図●ADWORLD財務会計システムの概要。複式簿記の仕訳に日々仕訳を選択した際の負担を軽減する(出所:日立公共システム)
図●ADWORLD財務会計システムの概要。複式簿記の仕訳に日々仕訳を選択した際の負担を軽減する(出所:日立公共システム)
[画像のクリックで拡大表示]

 ADWORLD財務会計システムは、地方自治体の財務会計業務の効率化を支援するソフトである。今回の機能強化によって、新地方公会計制度が求めている複式簿記に対応した。複式簿記で必要な仕訳作業としては、伝票の発生ごとに行う「日々仕訳」と、一定の期間ごとにまとめて行う「期末一括仕訳」のいずれかを選べるようにした。

 期末一括仕訳は職員の事務負担が軽く済むというメリットがあるが、情報をリアルタイムに把握できることなどから日々仕訳の採用が望ましいとされている。ADWORLD財務会計システムでは、日々仕訳を選択した際の負担を軽減する機能として、仕訳候補の自動表示機能と自動変換機能を搭載した。これにより、複式簿記に精通していない職員でも容易に仕訳ができるとしている。

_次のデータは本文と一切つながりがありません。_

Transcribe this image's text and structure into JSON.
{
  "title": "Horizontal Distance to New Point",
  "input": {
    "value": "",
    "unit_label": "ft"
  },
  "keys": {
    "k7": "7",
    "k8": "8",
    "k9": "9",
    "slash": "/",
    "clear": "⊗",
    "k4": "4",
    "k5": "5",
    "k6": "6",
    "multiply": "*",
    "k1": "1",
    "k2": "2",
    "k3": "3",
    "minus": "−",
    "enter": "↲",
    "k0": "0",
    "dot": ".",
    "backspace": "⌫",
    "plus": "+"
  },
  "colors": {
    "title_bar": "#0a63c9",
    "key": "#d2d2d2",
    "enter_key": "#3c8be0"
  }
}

 新地方公会計制度とは、原則として2015年度から2017年度末までの3年間で、複式簿記による財務書類に移行するというもの。従来は単式簿記で財務書類を作成していたが、単式簿記には全体的な財務状況の分析が困難というデメリットがあった。

 ADWORLD財務会計システムは、新制度普及の目的で総務省が地方自治体に無償配布する財務書類出力ソフト「地方公会計標準ソフトウェア」と連携する。これにより、同規模・類似の団体との比較・分析が容易な統一基準に沿った財務書類を出力できる。